Entretien avec Sae Eun Park, l’étoile coréenne du Ballet de l’Opéra de Paris
Nommée étoile en juin 2021, Sae Eun Park ajoute une nouvelle facette au répertoire de la maison, avec ses interprétations ultrasensibles.
Elle est la première danseuse étoile asiatique au Ballet de l’Opéra de Paris, elle fait briller la Corée du Sud dans les plus beaux rôles féminins du répertoire européen et elle prouva son attachement à la France quand en 2011 elle déclina une place de soliste au Dutch National Ballet pour se présenter au concours externe de l’Opéra de Paris : C’est Paris ou rien ! Le 11 mai 2022, elle a reçu le Prix Culturel France-Corée, des mains de l’ambassadeur coréen Yoo Dae Jong, au Centre Culturel Coréen de Paris. Et elle déclara : « Je n’ai commencé à rêver d’une nomination comme danseuse étoile qu’à partir de mon accession au rang de première danseuse. Et j’ai même commencé à me demander si c’était possible pour une Coréenne. » Aujourd’hui, tous ses rêves se réalisent, même celui d’interpréter Giselle, rôle qu’elle répète actuellement. Nous avons rencontré « l’étoile du matin calme « quand elle était de retour d’un séjour à Séoul.
Danser Canal Historique : Sae Eun Park, qu’est-ce qui vous a amenée vers la danse, comment avez-vous découvert le ballet et quel rôle ont joué vos parents ?

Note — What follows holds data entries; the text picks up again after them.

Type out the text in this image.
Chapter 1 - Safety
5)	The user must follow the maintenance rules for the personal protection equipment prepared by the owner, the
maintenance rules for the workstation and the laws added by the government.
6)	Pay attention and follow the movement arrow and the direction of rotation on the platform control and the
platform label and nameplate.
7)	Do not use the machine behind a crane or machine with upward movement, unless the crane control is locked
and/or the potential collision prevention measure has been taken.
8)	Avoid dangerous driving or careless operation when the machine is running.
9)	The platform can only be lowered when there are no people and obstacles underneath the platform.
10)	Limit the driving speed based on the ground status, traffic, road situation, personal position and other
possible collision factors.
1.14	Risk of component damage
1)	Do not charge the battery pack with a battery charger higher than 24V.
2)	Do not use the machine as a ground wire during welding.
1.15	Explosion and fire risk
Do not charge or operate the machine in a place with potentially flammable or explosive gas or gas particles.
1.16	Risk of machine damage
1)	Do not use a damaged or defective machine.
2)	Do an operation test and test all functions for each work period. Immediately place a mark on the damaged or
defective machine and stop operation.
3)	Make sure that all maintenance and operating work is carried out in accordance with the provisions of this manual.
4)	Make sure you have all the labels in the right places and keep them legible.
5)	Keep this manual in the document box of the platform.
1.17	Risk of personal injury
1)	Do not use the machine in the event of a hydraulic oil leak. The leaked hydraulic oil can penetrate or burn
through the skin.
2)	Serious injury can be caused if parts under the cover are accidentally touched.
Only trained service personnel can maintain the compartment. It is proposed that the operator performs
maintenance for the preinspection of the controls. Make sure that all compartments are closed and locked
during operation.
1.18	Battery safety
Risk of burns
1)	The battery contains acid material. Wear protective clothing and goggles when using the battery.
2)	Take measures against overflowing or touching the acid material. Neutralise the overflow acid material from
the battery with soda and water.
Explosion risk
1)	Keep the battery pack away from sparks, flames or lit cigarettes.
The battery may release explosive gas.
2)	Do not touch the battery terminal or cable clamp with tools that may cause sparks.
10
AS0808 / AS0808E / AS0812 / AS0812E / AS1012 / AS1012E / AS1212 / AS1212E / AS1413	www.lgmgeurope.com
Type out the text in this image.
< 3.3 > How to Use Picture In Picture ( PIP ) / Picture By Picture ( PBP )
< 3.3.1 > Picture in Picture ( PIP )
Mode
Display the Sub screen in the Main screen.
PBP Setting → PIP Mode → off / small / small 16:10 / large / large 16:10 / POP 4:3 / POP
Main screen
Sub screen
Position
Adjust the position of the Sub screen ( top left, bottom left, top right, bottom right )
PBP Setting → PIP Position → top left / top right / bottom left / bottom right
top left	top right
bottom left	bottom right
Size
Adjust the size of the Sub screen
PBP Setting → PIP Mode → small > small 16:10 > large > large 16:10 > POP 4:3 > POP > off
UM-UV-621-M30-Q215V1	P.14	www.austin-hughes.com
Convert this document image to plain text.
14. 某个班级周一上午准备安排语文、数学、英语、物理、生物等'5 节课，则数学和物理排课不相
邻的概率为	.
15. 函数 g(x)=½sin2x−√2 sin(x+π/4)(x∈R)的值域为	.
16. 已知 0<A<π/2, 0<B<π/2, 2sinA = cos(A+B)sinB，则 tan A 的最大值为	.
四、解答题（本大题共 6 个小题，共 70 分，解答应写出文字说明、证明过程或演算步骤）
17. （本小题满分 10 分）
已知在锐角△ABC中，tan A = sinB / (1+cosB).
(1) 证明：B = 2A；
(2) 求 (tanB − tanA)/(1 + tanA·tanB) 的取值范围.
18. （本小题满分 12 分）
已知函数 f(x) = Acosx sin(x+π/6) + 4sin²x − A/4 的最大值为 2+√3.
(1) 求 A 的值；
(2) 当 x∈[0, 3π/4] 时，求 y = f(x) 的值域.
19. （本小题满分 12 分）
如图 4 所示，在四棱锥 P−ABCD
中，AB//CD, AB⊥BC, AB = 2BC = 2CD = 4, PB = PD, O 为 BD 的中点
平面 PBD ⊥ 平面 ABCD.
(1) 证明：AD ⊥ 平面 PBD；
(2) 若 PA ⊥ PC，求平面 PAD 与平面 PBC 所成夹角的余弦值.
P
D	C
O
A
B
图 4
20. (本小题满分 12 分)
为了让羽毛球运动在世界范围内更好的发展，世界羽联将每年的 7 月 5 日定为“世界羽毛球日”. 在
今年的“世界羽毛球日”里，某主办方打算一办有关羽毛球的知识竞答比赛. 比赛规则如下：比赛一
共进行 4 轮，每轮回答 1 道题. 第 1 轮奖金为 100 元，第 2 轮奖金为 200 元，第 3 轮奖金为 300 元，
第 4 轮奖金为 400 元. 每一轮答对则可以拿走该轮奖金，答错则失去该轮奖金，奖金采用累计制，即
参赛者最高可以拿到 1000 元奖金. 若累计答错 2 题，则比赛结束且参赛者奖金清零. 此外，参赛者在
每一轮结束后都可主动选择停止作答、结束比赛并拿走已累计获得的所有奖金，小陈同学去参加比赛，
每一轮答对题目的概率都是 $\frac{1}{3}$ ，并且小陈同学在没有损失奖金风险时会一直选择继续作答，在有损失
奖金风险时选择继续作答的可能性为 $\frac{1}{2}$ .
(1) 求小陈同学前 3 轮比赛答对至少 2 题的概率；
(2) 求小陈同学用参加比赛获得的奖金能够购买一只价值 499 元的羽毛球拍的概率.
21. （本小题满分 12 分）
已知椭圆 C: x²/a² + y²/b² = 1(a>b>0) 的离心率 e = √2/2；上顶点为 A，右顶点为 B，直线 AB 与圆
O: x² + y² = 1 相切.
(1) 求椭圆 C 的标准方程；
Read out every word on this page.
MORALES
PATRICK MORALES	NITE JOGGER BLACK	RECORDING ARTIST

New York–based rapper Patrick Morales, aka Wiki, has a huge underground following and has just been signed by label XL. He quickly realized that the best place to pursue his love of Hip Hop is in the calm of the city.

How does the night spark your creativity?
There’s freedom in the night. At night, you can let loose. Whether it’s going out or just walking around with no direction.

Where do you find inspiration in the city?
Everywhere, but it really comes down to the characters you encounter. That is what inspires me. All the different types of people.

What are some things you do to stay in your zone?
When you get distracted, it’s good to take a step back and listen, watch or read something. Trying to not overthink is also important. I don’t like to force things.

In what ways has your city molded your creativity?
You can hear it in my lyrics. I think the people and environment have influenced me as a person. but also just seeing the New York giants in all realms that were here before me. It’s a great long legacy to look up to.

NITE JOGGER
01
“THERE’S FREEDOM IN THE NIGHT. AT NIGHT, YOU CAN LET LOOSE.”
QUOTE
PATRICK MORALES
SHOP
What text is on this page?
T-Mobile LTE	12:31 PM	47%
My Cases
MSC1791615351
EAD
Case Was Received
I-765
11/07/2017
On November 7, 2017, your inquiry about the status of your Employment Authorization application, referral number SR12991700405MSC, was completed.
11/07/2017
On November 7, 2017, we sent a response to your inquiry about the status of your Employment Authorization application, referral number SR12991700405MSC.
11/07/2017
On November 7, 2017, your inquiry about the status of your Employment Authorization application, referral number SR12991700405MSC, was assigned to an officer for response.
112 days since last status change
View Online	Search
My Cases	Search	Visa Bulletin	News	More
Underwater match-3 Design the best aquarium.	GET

Sae Eun Park : J’ai commencé la danse à l’âge de neuf ans, ce qui est assez tard pour une danseuse classique. Ma mère est professeure de piano et mon père est un grand amateur de musique classique. J’ai donc grandi entourée de musique. Un jour de décembre, mon père m’a amenée voir mon premier ballet. C’était Casse-Noisette. J’ai été fascinée par la beauté des costumes et des diadèmes. Ces sensations m’ont donné envie de faire de la danse et mes parents m’ont inscrite à un cours.
DCH : Ensuite, comment avez-vous abordé votre carrière professionnelle ?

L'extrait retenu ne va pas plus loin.